Anti-stalking charity Paladin has been leading calls for a Stalkers Register in the UK. In July 2018, Broadly partnered with Paladin to launch Unfollow Me, a campaign backing the introduction of the Stalkers Register and amplifying the voices of stalking and domestic survivors.
Paladin is calling for serial domestic abusers and stalkers in the UK to be placed on the pre-existing Violent and Sex Offender Register. Police and probation services would proactively track and monitor these individuals. Future partners would be warned by police of their history of violent offending. Campaigners believe that the Stalkers Register would monitor serial offenders and prevent them being able to cycle through relationships and escalate the level of violence and aggression towards their partners.

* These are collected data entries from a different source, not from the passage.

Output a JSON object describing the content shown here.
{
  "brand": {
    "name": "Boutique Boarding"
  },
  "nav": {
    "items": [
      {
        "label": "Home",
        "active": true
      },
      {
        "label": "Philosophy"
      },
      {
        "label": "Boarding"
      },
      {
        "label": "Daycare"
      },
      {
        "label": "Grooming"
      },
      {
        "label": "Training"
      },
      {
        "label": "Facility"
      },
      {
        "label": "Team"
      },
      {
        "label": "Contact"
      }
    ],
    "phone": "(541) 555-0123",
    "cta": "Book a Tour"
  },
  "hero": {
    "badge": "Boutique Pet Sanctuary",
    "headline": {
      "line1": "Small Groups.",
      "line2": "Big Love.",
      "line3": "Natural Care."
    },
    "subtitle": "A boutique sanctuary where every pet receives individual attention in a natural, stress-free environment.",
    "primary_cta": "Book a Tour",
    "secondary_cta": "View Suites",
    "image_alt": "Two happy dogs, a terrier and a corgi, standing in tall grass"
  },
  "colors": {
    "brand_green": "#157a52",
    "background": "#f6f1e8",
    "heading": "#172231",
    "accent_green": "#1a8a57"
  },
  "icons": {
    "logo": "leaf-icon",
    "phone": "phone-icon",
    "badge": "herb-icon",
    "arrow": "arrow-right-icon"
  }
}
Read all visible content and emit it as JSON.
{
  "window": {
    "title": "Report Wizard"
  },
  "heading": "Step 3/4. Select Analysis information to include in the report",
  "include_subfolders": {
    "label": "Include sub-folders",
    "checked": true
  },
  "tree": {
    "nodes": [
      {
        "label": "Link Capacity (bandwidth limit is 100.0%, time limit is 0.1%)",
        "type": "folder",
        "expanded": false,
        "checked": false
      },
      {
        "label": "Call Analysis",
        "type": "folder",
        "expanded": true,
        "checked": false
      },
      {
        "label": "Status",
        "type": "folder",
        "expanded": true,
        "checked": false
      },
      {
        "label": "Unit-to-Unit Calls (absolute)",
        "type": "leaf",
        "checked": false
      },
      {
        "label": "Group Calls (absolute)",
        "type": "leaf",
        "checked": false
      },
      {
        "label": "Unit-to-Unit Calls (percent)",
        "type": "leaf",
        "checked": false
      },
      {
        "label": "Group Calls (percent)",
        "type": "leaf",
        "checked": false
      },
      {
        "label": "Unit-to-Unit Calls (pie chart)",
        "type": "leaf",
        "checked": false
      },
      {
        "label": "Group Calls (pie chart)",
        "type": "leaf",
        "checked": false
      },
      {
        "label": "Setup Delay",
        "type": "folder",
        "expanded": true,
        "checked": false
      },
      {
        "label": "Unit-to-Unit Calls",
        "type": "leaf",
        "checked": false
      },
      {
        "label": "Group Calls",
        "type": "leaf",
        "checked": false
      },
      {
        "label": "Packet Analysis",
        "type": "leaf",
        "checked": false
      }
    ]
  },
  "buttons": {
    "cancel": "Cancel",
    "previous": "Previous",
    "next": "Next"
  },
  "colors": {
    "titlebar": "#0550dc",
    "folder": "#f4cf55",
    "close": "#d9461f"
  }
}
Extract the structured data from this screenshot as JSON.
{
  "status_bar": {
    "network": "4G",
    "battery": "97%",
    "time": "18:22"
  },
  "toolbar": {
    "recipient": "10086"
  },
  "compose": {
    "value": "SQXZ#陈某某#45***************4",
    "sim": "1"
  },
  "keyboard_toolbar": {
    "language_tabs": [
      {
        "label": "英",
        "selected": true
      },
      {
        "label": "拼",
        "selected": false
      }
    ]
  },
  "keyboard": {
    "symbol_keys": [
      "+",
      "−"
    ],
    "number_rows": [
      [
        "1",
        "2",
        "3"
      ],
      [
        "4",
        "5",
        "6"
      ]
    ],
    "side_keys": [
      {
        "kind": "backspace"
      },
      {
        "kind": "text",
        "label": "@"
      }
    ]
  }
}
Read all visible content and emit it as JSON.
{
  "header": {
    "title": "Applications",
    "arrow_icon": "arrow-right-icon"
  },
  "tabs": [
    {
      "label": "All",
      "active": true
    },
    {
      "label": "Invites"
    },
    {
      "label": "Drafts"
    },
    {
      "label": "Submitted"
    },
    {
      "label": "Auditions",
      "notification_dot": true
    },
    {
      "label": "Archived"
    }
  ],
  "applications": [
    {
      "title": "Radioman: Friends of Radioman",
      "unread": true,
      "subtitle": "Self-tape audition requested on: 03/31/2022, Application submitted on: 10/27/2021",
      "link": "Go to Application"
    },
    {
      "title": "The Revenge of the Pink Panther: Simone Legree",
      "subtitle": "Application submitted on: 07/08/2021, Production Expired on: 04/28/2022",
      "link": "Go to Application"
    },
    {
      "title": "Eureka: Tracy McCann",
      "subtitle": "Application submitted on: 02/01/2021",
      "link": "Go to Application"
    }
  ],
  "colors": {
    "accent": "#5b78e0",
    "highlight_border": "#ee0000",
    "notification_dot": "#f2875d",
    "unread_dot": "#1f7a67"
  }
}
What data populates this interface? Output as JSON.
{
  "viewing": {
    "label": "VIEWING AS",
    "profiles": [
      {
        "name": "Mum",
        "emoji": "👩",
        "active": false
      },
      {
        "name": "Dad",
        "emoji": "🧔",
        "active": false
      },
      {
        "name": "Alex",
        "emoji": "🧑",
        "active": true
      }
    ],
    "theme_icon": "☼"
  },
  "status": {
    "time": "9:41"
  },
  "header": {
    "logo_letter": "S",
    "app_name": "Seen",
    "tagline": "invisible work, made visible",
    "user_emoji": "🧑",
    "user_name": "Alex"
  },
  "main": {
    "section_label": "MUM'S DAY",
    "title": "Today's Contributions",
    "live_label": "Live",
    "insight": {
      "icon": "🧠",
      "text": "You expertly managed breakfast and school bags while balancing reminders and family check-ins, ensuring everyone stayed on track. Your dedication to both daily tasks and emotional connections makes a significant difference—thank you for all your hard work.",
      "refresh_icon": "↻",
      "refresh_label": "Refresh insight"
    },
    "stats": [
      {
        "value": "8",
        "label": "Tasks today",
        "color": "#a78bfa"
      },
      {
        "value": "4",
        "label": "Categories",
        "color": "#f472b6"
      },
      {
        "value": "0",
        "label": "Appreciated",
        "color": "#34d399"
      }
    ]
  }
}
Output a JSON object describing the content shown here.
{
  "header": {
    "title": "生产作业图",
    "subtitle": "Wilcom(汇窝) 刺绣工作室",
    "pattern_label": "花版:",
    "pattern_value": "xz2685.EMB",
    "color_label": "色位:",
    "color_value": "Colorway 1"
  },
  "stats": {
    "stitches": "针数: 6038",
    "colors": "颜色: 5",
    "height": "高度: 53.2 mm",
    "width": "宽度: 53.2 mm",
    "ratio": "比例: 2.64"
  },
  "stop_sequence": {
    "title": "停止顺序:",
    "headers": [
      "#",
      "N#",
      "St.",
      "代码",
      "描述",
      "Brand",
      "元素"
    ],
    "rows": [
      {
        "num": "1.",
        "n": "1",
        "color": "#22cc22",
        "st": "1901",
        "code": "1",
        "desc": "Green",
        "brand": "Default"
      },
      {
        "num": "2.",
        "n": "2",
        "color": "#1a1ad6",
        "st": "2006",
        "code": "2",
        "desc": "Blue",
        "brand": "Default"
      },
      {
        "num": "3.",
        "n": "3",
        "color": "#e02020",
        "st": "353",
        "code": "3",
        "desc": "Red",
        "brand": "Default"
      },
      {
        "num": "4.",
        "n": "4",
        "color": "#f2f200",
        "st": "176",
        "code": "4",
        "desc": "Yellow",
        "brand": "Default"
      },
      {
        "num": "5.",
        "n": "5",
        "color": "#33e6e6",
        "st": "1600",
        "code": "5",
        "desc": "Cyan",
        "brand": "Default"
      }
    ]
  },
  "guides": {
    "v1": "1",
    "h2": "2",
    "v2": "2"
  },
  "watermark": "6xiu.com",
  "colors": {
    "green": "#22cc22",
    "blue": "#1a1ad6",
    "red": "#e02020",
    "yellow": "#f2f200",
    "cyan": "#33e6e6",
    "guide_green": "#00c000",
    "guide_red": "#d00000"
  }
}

Calls for a national register have also been backed by survivors and victims’ family. The family of Alice Ruggles, the young woman murdered by her stalker ex-boyfriend Trimaan Dhillon in 2016, told Broadly that they believe she would still be alive if she had been notified of Dhillon’s violent history prior to commencing their relationship.
Watch: Unfollow Me: The Story of Alice Ruggles
The Home Affairs Select Committee also advised the government to consider introducing paid leave for domestic abuse victims, as well as increased funding for domestic violence shelters.
“Domestic abuse is one of the most dangerous and the most common crimes there is,” said committee chair and MP Yvette Cooper in a statement. “Millions of people are affected each year, and two women a week die at the hands if a partner or ex.”
Although its recommendations are not legally binding, the committee report will put significant pressure on the UK government to introduce a Stalkers Register and other such measures to protect future victims.
“We are delighted that the Home Affairs Select Committee is calling for the Government to introduce a national register for serial stalkers and domestic abusers to better protect victims and future victims," Paladin founder Laura Richards told Broadly.